Esse cenário traz à tona a possibilidade de a Dinamarca invocar o Artigo 5º de defesa mútua da OTAN se a situação se agravar, enquanto Bruxelas poderia ser movida a acionar o Artigo 42.7 do Tratado da União Europeia. Diante disso, nações como Alemanha estão sugerindo uma abordagem negociada dentro da aliança, enquanto o Reino Unido e a Noruega cogitam a criação da Operação Sentinela Ártica, uma resposta ao que Trump classifica como uma questão de segurança nacional relacionada à Groenlândia.
Recentemente, a Dinamarca intensificou sua presença militar na região, através da Operação Resistência Ártica, recebendo apoio militar de diversos países europeus, incluindo Suécia, França e Finlândia, embora com números ainda modestos. A Espanha também manifestou interesse em enviar tropas, mas depende de uma avaliação mais profunda da situação antes de tomar qualquer atitude concreta.
O conceito de multilateralismo também surge no discurso, como evidenciado pelas palavras do ministro espanhol das Relações Exteriores, que propôs a formação de uma “Aliança Mundial para o Multilateralismo”. No entanto, a eficácia desse idealismo é colocada em xeque, visto que a UE tem demonstrado hesitação em atuar de forma contundente em crises anteriores que afetaram a integridade de países fora do velho continente.

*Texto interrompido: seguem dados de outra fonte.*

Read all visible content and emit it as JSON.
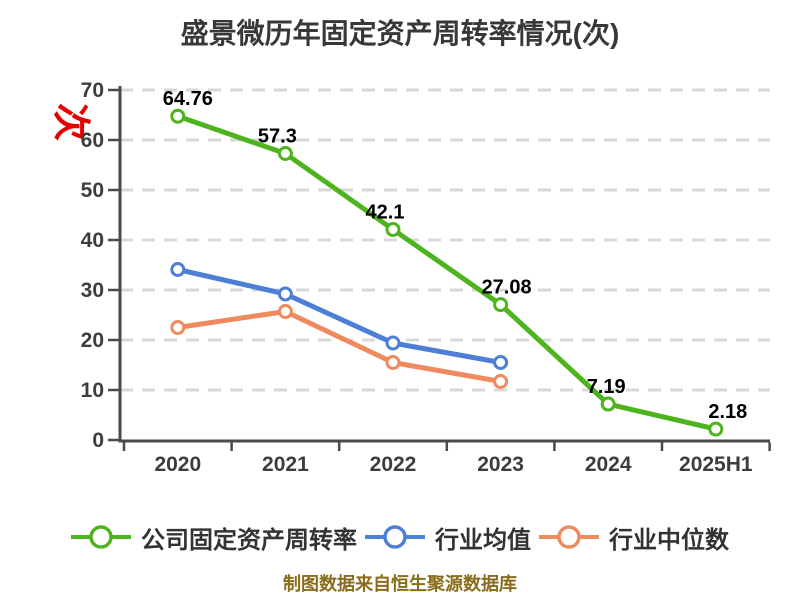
{
  "title": "盛景微历年固定资产周转率情况(次)",
  "y_axis_unit": "次",
  "footer": "制图数据来自恒生聚源数据库",
  "colors": {
    "title_text": "#383838",
    "y_unit_red": "#e60000",
    "axis": "#4a4a4a",
    "grid": "#d8d8d8",
    "tick_text": "#3d3d3d",
    "data_label": "#000000",
    "legend_text": "#333333",
    "footer_text": "#8a6d1a",
    "company_green": "#4db41d",
    "industry_mean_blue": "#4d7fd6",
    "industry_median_orange": "#ef8a5e"
  },
  "chart_data": {
    "type": "line",
    "title": "盛景微历年固定资产周转率情况(次)",
    "categories": [
      "2020",
      "2021",
      "2022",
      "2023",
      "2024",
      "2025H1"
    ],
    "series": [
      {
        "name": "公司固定资产周转率",
        "color": "#4db41d",
        "values": [
          64.76,
          57.3,
          42.1,
          27.08,
          7.19,
          2.18
        ],
        "data_labels": [
          "64.76",
          "57.3",
          "42.1",
          "27.08",
          "7.19",
          "2.18"
        ]
      },
      {
        "name": "行业均值",
        "color": "#4d7fd6",
        "values": [
          34.1,
          29.2,
          19.4,
          15.5
        ],
        "data_labels": []
      },
      {
        "name": "行业中位数",
        "color": "#ef8a5e",
        "values": [
          22.5,
          25.7,
          15.5,
          11.7
        ],
        "data_labels": []
      }
    ],
    "xlabel": "",
    "ylabel": "次",
    "ylim": [
      0,
      70
    ],
    "yticks": [
      0,
      10,
      20,
      30,
      40,
      50,
      60,
      70
    ],
    "grid": "horizontal-dashed",
    "legend_position": "bottom",
    "marker": "white-filled-circle"
  }
}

Na análise de especialistas, a atual política da UE parece carecer de substância para enfrentar os desafios globais. A percepção é de que a estrutura da OTAN tem preponderância sobre a autonomia europeia, levando a um predomínio americano nas decisões estratégicas. Mesmo com a tensão crescente, muitos analistas veem pouco espaço para um confronto armado, indicando que um possível desfecho para a crise poderá ser um acordo que permita a Trump uma saída honrosa, disfarçada de conquista.
Por fim, observadores apontam que a UE enfrenta um desafio existencial, marcada por sua relação com a NATO e a influência dos EUA, e a perspectiva é de que essa situação pode culminar em uma “rendição disfarçada” em relação à Groenlândia, refletindo as complexidades da política internacional contemporânea.